New York AG Sues Utica Schools Over Refugee Segregation


A school district in upstate New York has been accused of discrimination against older immigrant students by pushing them into dead-end programs, according to the state’s attorney general.

A federal civil rights lawsuit was announced earlier this week by Attorney General Eric Schneiderman against the Utica City School District that accuses the district of segregating and denying equal educational access to immigrant and refugee students.

According to the lawsuit, the district has been steering students age 16 and older away from Proctor High School, pushing them instead into alternative programs located in separate buildings referred to as “academic dead-ends,” where they are unable to obtain a diploma and do not have access to activities such as gym, art, and music, and extra-curricular activities, writes Rick Karlin for The Times Union.

The attorney general’s office said doing so has resulted in many of the immigrant students to either “age out” or drop out of the school system before they can obtain a high school diploma.

“School districts cannot place arbitrary impediments and barriers in the way of immigrants and refugees who have struggled to achieve a better life for themselves and their families,” said Schneiderman.

Schneiderman went on to say that immigrant students in the district had been treated differently than other students from the time of enrollment, having been separated from the student body as much as possible.

In order to enroll, Utica schools require students with limited English skills to hand over immigrant documents to prove their age.  Students who are older than 16 years of age are then sent to alternative programs separate from the general student population.

The district uses this practice with new refugee students as well as those arriving from high schools in other states.

Schneiderman argues that the alternative programs do not allow students to earn credits toward a high school diploma.  In addition, he said the students spend as much as two years only learning basic language skills.

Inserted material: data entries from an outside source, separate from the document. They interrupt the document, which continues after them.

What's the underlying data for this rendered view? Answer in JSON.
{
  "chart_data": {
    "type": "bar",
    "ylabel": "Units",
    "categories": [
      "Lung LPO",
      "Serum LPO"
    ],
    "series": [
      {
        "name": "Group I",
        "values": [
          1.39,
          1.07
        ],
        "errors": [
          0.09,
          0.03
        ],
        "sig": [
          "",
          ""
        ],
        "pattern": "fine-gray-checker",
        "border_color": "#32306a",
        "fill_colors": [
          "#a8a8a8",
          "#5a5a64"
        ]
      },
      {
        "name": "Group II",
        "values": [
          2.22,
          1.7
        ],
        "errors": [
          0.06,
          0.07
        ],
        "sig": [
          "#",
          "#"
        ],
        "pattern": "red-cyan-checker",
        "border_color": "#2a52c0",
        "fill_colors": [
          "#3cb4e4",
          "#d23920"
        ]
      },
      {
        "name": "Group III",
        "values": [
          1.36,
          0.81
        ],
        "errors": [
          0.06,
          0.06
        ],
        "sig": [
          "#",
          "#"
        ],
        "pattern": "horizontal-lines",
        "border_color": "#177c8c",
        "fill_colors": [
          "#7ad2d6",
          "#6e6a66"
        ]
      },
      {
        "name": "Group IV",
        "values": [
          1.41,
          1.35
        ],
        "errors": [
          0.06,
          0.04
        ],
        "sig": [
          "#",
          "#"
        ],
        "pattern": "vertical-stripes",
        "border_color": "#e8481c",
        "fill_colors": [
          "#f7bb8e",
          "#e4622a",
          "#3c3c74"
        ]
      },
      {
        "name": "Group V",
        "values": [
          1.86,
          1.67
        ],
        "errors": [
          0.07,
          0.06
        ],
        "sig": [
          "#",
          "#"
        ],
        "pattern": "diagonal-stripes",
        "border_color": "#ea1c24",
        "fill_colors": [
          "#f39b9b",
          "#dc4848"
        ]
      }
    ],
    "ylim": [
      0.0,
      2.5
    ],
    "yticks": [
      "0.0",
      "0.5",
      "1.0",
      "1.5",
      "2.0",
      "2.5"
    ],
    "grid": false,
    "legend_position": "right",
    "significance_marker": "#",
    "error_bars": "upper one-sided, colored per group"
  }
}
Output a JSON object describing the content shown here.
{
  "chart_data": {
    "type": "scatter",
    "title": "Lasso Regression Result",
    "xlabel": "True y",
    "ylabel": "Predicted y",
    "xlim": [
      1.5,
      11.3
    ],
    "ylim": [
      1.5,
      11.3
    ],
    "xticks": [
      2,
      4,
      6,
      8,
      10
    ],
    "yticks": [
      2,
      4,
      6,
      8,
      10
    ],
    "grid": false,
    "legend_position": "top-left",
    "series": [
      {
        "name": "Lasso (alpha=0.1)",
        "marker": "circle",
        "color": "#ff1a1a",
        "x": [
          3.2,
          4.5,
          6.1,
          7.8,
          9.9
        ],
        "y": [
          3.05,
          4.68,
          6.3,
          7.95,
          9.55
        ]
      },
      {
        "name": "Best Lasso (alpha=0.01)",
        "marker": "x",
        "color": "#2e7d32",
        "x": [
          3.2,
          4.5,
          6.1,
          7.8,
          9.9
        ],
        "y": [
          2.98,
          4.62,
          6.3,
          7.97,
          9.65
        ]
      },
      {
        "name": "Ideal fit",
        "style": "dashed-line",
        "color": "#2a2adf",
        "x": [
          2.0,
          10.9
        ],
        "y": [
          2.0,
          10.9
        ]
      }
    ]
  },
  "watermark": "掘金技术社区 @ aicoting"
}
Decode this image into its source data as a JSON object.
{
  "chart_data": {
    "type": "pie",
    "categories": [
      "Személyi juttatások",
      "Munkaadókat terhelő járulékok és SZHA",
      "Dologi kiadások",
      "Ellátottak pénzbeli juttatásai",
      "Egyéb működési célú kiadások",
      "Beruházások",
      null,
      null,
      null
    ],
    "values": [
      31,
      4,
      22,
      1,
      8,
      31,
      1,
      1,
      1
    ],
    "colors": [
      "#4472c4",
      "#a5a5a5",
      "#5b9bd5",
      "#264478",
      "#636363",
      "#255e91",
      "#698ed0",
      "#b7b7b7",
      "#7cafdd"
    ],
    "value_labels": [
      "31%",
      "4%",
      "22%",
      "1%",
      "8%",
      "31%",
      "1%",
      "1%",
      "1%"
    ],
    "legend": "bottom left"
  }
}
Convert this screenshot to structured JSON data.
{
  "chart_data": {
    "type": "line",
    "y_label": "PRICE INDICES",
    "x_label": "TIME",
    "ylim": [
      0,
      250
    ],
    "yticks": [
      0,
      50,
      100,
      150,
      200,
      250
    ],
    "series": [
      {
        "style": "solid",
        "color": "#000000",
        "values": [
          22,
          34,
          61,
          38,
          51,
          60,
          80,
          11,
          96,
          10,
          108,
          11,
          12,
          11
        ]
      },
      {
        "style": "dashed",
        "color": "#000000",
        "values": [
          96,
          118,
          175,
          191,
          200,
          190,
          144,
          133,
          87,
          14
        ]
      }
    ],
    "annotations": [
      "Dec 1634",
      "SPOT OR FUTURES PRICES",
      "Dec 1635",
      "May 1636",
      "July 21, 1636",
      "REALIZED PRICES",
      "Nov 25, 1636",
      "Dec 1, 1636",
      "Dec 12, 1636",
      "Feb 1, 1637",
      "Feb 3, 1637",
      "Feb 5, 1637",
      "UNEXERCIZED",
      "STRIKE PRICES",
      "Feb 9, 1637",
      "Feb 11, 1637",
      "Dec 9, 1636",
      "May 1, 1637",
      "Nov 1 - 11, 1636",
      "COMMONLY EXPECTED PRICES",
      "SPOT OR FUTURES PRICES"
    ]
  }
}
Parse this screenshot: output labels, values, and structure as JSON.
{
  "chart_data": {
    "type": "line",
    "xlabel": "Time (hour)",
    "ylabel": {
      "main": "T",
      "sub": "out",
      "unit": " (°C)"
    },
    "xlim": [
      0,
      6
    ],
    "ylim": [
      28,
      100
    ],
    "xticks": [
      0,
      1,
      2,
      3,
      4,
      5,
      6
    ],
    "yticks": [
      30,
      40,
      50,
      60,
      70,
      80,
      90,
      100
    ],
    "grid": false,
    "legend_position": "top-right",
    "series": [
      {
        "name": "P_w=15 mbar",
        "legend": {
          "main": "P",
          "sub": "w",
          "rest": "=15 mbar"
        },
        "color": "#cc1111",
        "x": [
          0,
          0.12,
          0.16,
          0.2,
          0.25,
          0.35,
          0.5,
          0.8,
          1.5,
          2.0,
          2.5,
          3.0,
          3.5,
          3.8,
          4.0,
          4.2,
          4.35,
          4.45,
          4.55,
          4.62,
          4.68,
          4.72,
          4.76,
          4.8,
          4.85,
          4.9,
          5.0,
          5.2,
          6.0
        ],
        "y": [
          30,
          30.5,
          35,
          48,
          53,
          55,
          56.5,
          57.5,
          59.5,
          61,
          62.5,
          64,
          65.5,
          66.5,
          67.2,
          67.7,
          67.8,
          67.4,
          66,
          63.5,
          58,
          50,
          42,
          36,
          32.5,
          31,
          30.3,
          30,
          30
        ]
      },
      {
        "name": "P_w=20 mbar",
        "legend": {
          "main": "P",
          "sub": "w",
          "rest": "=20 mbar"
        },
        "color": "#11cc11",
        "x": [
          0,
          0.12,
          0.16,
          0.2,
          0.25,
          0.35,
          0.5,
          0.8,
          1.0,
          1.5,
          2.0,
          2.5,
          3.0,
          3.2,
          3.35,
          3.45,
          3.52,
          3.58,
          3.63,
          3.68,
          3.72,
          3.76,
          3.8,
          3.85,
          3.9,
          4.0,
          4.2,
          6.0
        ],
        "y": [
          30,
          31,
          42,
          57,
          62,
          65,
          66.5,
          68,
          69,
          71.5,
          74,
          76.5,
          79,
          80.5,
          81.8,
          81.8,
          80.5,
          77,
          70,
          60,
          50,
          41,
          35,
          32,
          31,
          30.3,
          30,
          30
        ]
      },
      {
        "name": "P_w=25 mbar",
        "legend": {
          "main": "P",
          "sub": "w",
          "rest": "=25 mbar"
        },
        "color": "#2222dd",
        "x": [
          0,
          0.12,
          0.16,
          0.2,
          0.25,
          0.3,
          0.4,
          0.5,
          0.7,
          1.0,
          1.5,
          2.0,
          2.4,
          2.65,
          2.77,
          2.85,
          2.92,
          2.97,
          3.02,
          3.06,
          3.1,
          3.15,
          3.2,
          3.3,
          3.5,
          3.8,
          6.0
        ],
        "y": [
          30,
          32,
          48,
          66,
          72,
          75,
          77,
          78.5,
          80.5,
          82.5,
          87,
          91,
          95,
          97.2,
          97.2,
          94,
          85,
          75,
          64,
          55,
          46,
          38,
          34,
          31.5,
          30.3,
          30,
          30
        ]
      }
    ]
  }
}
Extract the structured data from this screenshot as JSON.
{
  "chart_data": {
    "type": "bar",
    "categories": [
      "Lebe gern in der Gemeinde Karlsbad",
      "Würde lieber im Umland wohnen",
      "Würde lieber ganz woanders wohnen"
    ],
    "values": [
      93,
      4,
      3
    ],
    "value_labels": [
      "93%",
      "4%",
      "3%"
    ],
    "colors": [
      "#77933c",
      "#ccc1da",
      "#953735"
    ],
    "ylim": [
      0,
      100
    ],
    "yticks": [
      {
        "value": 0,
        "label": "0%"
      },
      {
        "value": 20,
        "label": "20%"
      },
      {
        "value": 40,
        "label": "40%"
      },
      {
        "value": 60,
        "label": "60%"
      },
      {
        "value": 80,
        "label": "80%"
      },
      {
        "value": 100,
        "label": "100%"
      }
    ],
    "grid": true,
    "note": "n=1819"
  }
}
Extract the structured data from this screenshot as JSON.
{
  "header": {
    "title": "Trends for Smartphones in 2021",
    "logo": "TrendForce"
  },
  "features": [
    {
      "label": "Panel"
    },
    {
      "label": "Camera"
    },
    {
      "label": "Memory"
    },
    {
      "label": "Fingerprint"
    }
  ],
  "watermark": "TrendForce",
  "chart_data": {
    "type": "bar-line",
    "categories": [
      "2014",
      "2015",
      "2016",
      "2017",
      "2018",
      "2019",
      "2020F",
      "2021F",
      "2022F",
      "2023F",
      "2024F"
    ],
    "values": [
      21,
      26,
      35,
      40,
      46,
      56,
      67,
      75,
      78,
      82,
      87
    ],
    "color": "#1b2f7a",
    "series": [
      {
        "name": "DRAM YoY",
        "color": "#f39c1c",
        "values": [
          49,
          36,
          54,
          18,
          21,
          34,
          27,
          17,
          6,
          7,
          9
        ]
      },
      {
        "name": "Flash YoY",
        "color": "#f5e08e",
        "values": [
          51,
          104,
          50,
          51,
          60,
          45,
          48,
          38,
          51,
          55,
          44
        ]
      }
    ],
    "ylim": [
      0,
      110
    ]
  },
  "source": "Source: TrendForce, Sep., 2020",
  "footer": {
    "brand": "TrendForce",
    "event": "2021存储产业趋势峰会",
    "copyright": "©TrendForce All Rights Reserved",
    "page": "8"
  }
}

Lunch times and buses were also kept separate from other students.

However, Superintendent Bruce Karam maintains there is no truth to the claims and that there are currently over 200 English language learners between the ages of 17 and 21 enrolled in the high school.

State Assemblyman Anthony Brindisi (D) said the lawsuit brought on by Schneiderman is in response to participation by the Utica school district in a lawsuit against the state along with seven other school districts who claim the education funding formula in the state is unfair.

Brindisi went on to say that the district does not have the money necessary to provide the high-quality education the state expects, but it continues to educate the entire student population, including many students with disabilities and English language learners.

Meanwhile, Schneiderman states that the act of segregating immigrants by the district is in conflict with a law requiring the public school system to offer an equal education to students through age 21.  He added that the district is also in violation of State Education Department guidelines that suggest school districts refrain from asking about immigrant status, reports Julie McMahon for

Schneiderman said that the city has one of the highest percentages of limited English households in the state.